Business expenses are generally deductible unless specifically excluded by law. The following expenses are deductible only if they are normal and substantiated:

  • Head office overhead and re muneration for certain services (studies and technical, financial or administrative assistance) paid to nonresidents
  • Royalties from patents, brands, models or designs paid to a non-Economic and Monetary Community of Central Africa (Com-mun auté Économique et Monétaire de l’Afrique Centrale, or CEMAC) corporation participating in the management of, or owning shares in, the EG corporation

The following expenses are not deductible:

  • Rent expense for movable equipment paid to a shareholder hold­ing, directly or indirectly, more than 10% of the capital
  • A portion of interest paid to a shareholder in excess of the cen­tral bank annual rate and, if the shareholder is in charge of management, on the portion of the loan exceeding one-half of the capital stock
  • Commissions and brokerage fees exceeding 5% of purchased imports
  • Certain specific charges, penalties, corporate income tax and individual income tax
  • Most liberalities (payments that do not produce a compensatory benefit, such as excessive remuneration paid to a director), gifts and subsidies

Inventories. Inventories are normally valued at cost. Cost must be determined under a weighted average cost price method.

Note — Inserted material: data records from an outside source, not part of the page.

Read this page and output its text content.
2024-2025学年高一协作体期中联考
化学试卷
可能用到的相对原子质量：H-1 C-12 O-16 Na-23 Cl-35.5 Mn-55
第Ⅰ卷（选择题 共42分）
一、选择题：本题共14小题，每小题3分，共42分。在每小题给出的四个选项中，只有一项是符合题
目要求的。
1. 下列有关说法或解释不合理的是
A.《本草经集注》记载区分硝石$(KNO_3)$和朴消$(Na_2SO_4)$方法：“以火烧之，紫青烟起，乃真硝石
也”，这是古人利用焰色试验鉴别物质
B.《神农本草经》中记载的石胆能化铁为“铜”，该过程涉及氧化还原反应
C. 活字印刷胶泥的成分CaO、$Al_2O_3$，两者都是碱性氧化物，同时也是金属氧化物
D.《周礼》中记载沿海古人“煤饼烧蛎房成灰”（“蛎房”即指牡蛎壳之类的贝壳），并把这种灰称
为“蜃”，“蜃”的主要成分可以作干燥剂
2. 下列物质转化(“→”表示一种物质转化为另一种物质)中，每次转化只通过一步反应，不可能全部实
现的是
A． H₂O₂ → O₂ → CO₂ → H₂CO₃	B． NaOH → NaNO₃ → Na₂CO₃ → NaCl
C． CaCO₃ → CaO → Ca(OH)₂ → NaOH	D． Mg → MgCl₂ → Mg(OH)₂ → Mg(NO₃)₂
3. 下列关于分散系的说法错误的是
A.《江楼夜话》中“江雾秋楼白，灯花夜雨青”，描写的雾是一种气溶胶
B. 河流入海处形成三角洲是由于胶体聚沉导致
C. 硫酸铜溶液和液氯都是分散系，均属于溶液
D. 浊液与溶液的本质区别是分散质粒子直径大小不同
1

Provisions. In determining accounting profit, companies must es tablish certain provisions, such as a provision for a risk of loss for certain expenses. These provisions are normally deductible for tax purposes if they provide for clearly specified losses or expenses that are probably going to occur and if they appear in the financial statements and in a specific statement in the tax return.

Capital allowances. Land and intangible assets, such as goodwill, are not depreciable for tax purposes. Other fixed assets may be depreciated using the straight-line method at rates specified by the tax law. The following are the straight-line depreciation rates for major categories of assets.

Asset Rate (%)
Buildings 5 to 20
Plant and machinery, and transportation equipment 5 to 100
Office equipment 10 to 15

Relief for losses. In general, companies may carry forward net operating losses for three years. However, companies operating in the hydrocarbon sector may carry forward net operating losses for five years. Losses attributable to depreciation may be carried forward indefinitely. Losses may not be carried back.

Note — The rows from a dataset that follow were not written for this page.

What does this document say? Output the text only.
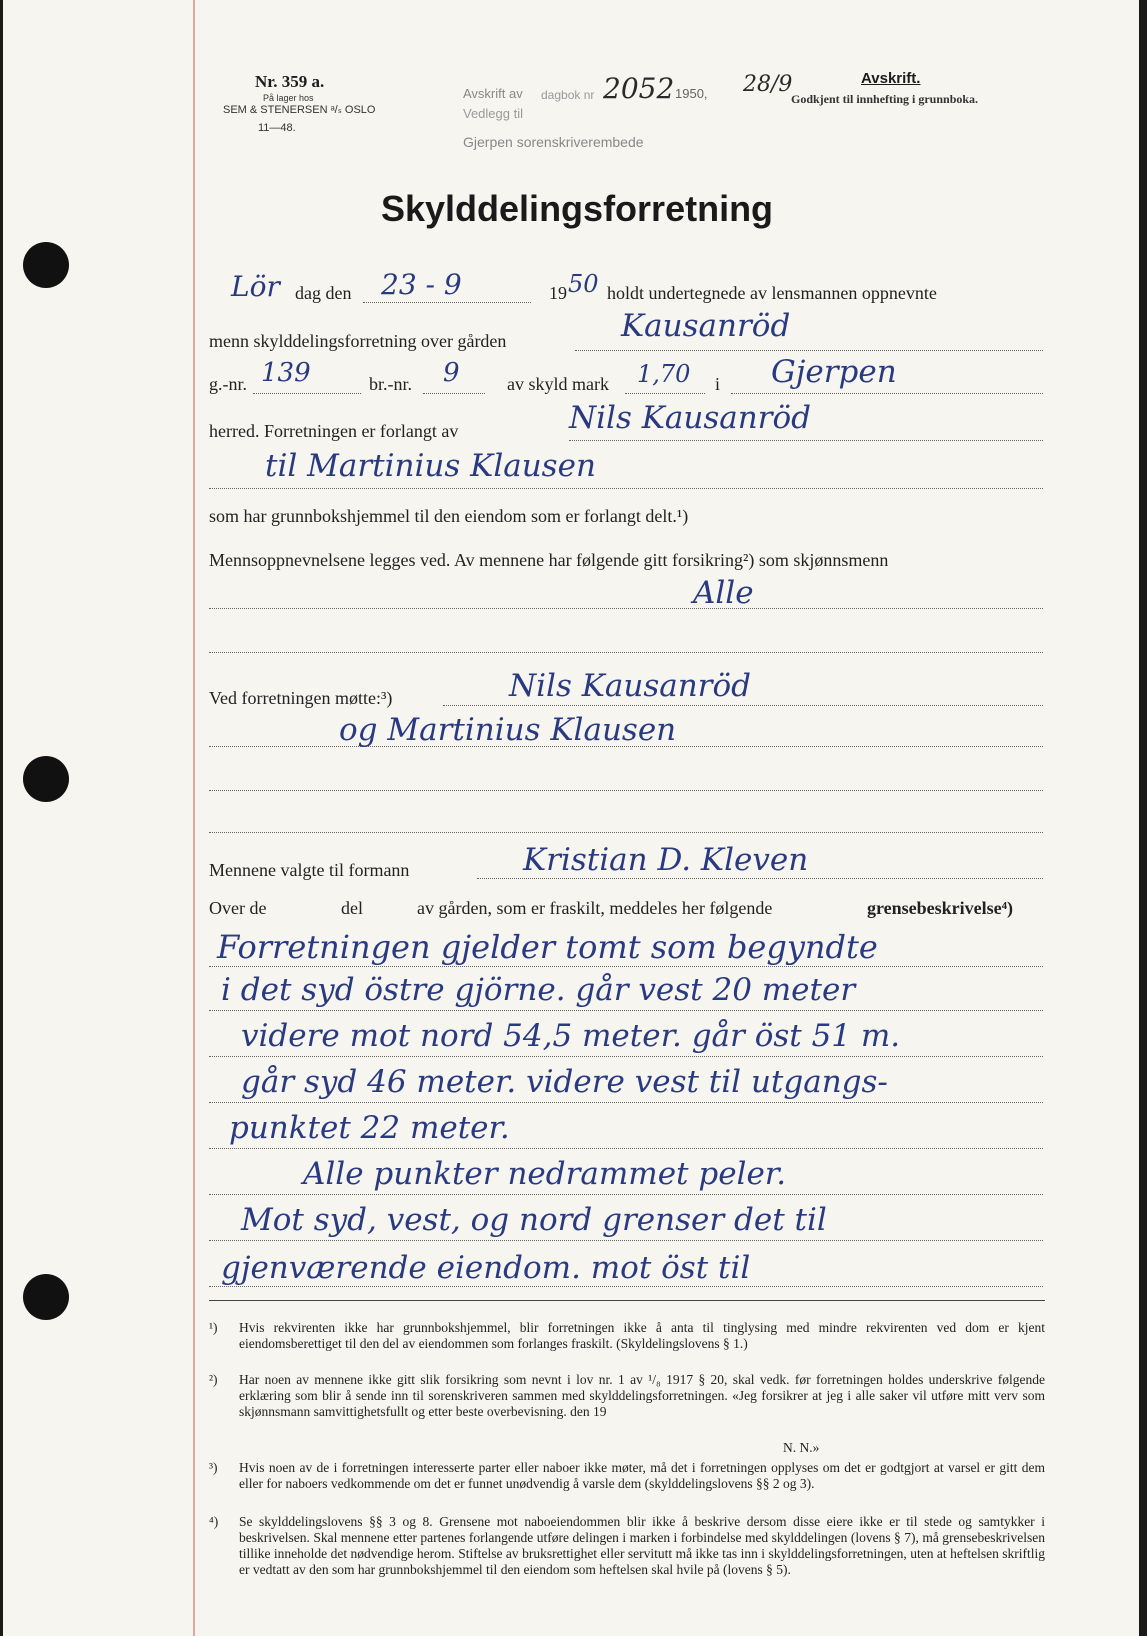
Nr. 359 a.
På lager hos
SEM & STENERSEN ᵃ/ₛ OSLO
11—48.
Avskrift av dagbok nr 2052 1950, 28/9
Vedlegg til
Gjerpen sorenskriverembede
Avskrift.
Godkjent til innhefting i grunnboka.
Skylddelingsforretning
Lör dag den 23 - 9	19 50 holdt undertegnede av lensmannen oppnevnte
menn skylddelingsforretning over gården	Kausanröd
g.-nr. 139	br.-nr. 9	av skyld mark 1,70 i Gjerpen
herred. Forretningen er forlangt av	Nils Kausanröd
til Martinius Klausen
som har grunnbokshjemmel til den eiendom som er forlangt delt.¹)
Mennsoppnevnelsene legges ved. Av mennene har følgende gitt forsikring²) som skjønnsmenn
Alle
Ved forretningen møtte:³)	Nils Kausanröd
og Martinius Klausen
Mennene valgte til formann	Kristian D. Kleven
Over de	del	av gården, som er fraskilt, meddeles her følgende	grensebeskrivelse⁴)
Forretningen gjelder tomt som begyndte
i det syd östre gjörne. går vest 20 meter
videre mot nord 54,5 meter. går öst 51 m.
går syd 46 meter. videre vest til utgangs-
punktet 22 meter.
Alle punkter nedrammet peler.
Mot syd, vest, og nord grenser det til
gjenværende eiendom. mot öst til
¹) Hvis rekvirenten ikke har grunnbokshjemmel, blir forretningen ikke å anta til tinglysing med mindre rekvirenten ved dom er kjent eiendomsberettiget til den del av eiendommen som forlanges fraskilt. (Skyldelingslovens § 1.)
²) Har noen av mennene ikke gitt slik forsikring som nevnt i lov nr. 1 av ¹/₈ 1917 § 20, skal vedk. før forretningen holdes underskrive følgende erklæring som blir å sende inn til sorenskriveren sammen med skylddelingsforretningen. «Jeg forsikrer at jeg i alle saker vil utføre mitt verv som skjønnsmann samvittighetsfullt og etter beste overbevisning. den 19
N. N.»
³) Hvis noen av de i forretningen interesserte parter eller naboer ikke møter, må det i forretningen opplyses om det er godtgjort at varsel er gitt dem eller for naboers vedkommende om det er funnet unødvendig å varsle dem (skylddelingslovens §§ 2 og 3).
⁴) Se skylddelingslovens §§ 3 og 8. Grensene mot naboeiendommen blir ikke å beskrive dersom disse eiere ikke er til stede og samtykker i beskrivelsen. Skal mennene etter partenes forlangende utføre delingen i marken i forbindelse med skylddelingen (lovens § 7), må grensebeskrivelsen tillike inneholde det nødvendige herom. Stiftelse av bruksrettighet eller servitutt må ikke tas inn i skylddelingsforretningen, uten at heftelsen skriftlig er vedtatt av den som har grunnbokshjemmel til den eiendom som heftelsen skal hvile på (lovens § 5).
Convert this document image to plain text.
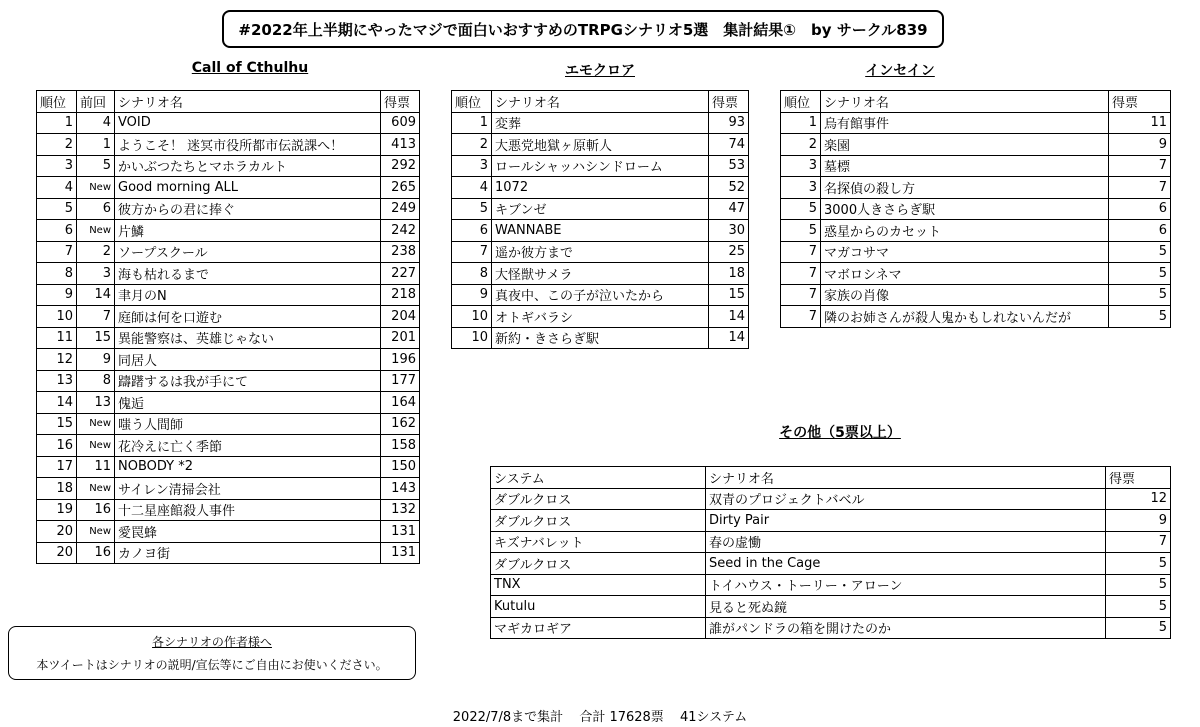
#2022年上半期にやったマジで面白いおすすめのTRPGシナリオ5選　集計結果①　by サークル839
Call of Cthulhu
順位	前回	シナリオ名	得票
1	4	VOID	609
2	1	ようこそ！ 迷冥市役所都市伝説課へ！	413
3	5	かいぶつたちとマホラカルト	292
4	New	Good morning ALL	265
5	6	彼方からの君に捧ぐ	249
6	New	片鱗	242
7	2	ソープスクール	238
8	3	海も枯れるまで	227
9	14	聿月のN	218
10	7	庭師は何を口遊む	204
11	15	異能警察は、英雄じゃない	201
12	9	同居人	196
13	8	躊躇するは我が手にて	177
14	13	傀逅	164
15	New	嗤う人間師	162
16	New	花冷えに亡く季節	158
17	11	NOBODY *2	150
18	New	サイレン清掃会社	143
19	16	十二星座館殺人事件	132
20	New	愛罠蜂	131
20	16	カノヨ街	131
エモクロア
順位	シナリオ名	得票
1	変葬	93
2	大悪党地獄ヶ原斬人	74
3	ロールシャッハシンドローム	53
4	1072	52
5	キブンゼ	47
6	WANNABE	30
7	遥か彼方まで	25
8	大怪獣サメラ	18
9	真夜中、この子が泣いたから	15
10	オトギバラシ	14
10	新約・きさらぎ駅	14
インセイン
順位	シナリオ名	得票
1	烏有館事件	11
2	楽園	9
3	墓標	7
3	名探偵の殺し方	7
5	3000人きさらぎ駅	6
5	惑星からのカセット	6
7	マガコサマ	5
7	マボロシネマ	5
7	家族の肖像	5
7	隣のお姉さんが殺人鬼かもしれないんだが	5
その他（5票以上）
システム	シナリオ名	得票
ダブルクロス	双青のプロジェクトバベル	12
ダブルクロス	Dirty Pair	9
キズナバレット	春の虚慟	7
ダブルクロス	Seed in the Cage	5
TNX	トイハウス・トーリー・アローン	5
Kutulu	見ると死ぬ鏡	5
マギカロギア	誰がパンドラの箱を開けたのか	5
各シナリオの作者様へ
本ツイートはシナリオの説明/宣伝等にご自由にお使いください。
2022/7/8まで集計 合計 17628票 41システム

Groups of companies. EG law does not allow the filing of con­solidated tax returns or provide any other form of tax relief for groups of companies. However, the OHADA Uniform Act on Accounting Law contains the principle of consolidated financial statements.

Other significant taxes

The following table summarizes other significant taxes.

Nature of tax Rate (%)
Value-added tax; imposed on transactions
performed in EG that are not subject
to the oil and gas sector withholding
tax (see Section A)
General rate 15
Reduced rate 6
Specified products 0
Social security contributions; imposed on salaries; paid by:
Employer 21.5
Employee 4.5
Worker Protection Fund and Professional
Training Fund; imposed on salaries;
paid by
Employer (on gross salary) 1
Employee (on net salary) 0.5

Foreign-exchange controls

The EG currency is the CFA franc BEAC (XAF).

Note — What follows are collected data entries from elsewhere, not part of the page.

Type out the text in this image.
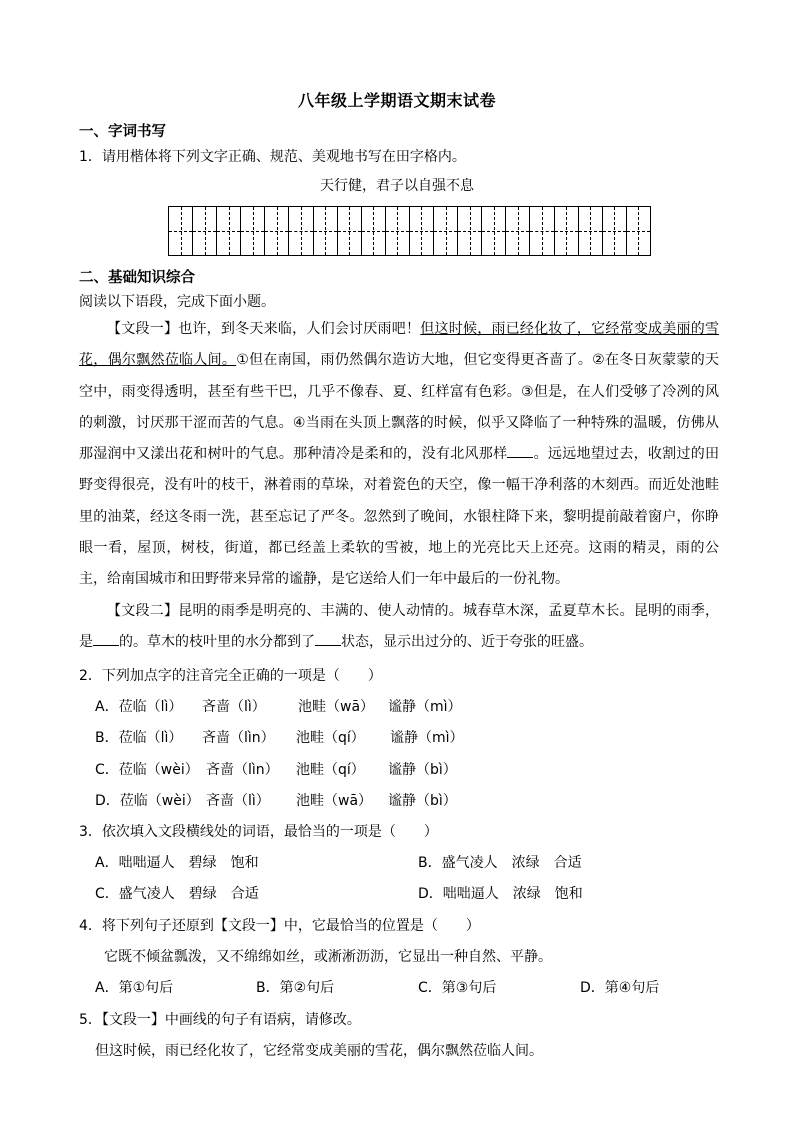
八年级上学期语文期末试卷
一、字词书写
1．请用楷体将下列文字正确、规范、美观地书写在田字格内。
天行健，君子以自强不息
二、基础知识综合
阅读以下语段，完成下面小题。
【文段一】也许，到冬天来临，人们会讨厌雨吧！但这时候，雨已经化妆了，它经常变成美丽的雪花，偶尔飘然莅临人间。①但在南国，雨仍然偶尔造访大地，但它变得更吝啬了。②在冬日灰蒙蒙的天空中，雨变得透明，甚至有些干巴，几乎不像春、夏、红样富有色彩。③但是，在人们受够了冷冽的风的刺激，讨厌那干涩而苦的气息。④当雨在头顶上飘落的时候，似乎又降临了一种特殊的温暖，仿佛从那湿润中又漾出花和树叶的气息。那种清冷是柔和的，没有北风那样 。远远地望过去，收割过的田野变得很亮，没有叶的枝干，淋着雨的草垛，对着瓷色的天空，像一幅干净利落的木刻西。而近处池畦里的油菜，经这冬雨一洗，甚至忘记了严冬。忽然到了晚间，水银柱降下来，黎明提前敲着窗户，你睁眼一看，屋顶，树枝，街道，都已经盖上柔软的雪被，地上的光亮比天上还亮。这雨的精灵，雨的公主，给南国城市和田野带来异常的谧静，是它送给人们一年中最后的一份礼物。
【文段二】昆明的雨季是明亮的、丰满的、使人动情的。城春草木深，孟夏草木长。昆明的雨季，是 的。草木的枝叶里的水分都到了 状态，显示出过分的、近于夸张的旺盛。
2．下列加点字的注音完全正确的一项是（　　）
A．莅临（lì） 吝啬（lì） 池畦（wā） 谧静（mì）
B．莅临（lì） 吝啬（lìn） 池畦（qí） 谧静（mì）
C．莅临（wèi） 吝啬（lìn） 池畦（qí） 谧静（bì）
D．莅临（wèi） 吝啬（lì） 池畦（wā） 谧静（bì）
3．依次填入文段横线处的词语，最恰当的一项是（　　）
A．咄咄逼人　碧绿　饱和	B．盛气凌人　浓绿　合适
C．盛气凌人　碧绿　合适	D．咄咄逼人　浓绿　饱和
4．将下列句子还原到【文段一】中，它最恰当的位置是（　　）
它既不倾盆瓢泼，又不绵绵如丝，或淅淅沥沥，它显出一种自然、平静。
A．第①句后	B．第②句后	C．第③句后	D．第④句后
5．【文段一】中画线的句子有语病，请修改。
但这时候，雨已经化妆了，它经常变成美丽的雪花，偶尔飘然莅临人间。
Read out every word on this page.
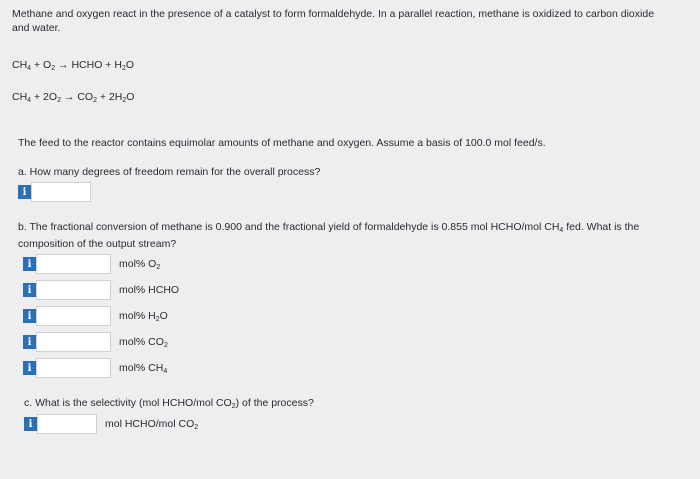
Methane and oxygen react in the presence of a catalyst to form formaldehyde. In a parallel reaction, methane is oxidized to carbon dioxide and water.
$CH_4 + O_2$ → HCHO + $H_2O$
$CH_4 + 2O_2 \to CO_2 + 2H_2O$
The feed to the reactor contains equimolar amounts of methane and oxygen. Assume a basis of 100.0 mol feed/s.
a. How many degrees of freedom remain for the overall process?
i
b. The fractional conversion of methane is 0.900 and the fractional yield of formaldehyde is 0.855 mol HCHO/mol $CH_4$ fed. What is the
composition of the output stream?
i	mol% $O_2$
i	mol% HCHO
i	mol% $H_2O$
i	mol% $CO_2$
i	mol% $CH_4$
c. What is the selectivity (mol HCHO/mol $CO_2$) of the process?
i	mol HCHO/mol $CO_2$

Exchange-control regulations exist in EG for financial transfers in the franc zone which is the monetary zone including France and its former overseas colonies. In the franc zone, transactions from XAF1 million to XAF10 million require a preliminary declaration to the Ministry of Finance. Outside the franc zone, a preliminary authorization from the Ministry of Finance and Budget is required for any transaction exceeding XAF10 million.

Tax treaties

EG has entered into the tax treaty of the former Central African Economic and Customs Union (Union Douanière et Économique de l’Afrique Centrale, or UDEAC).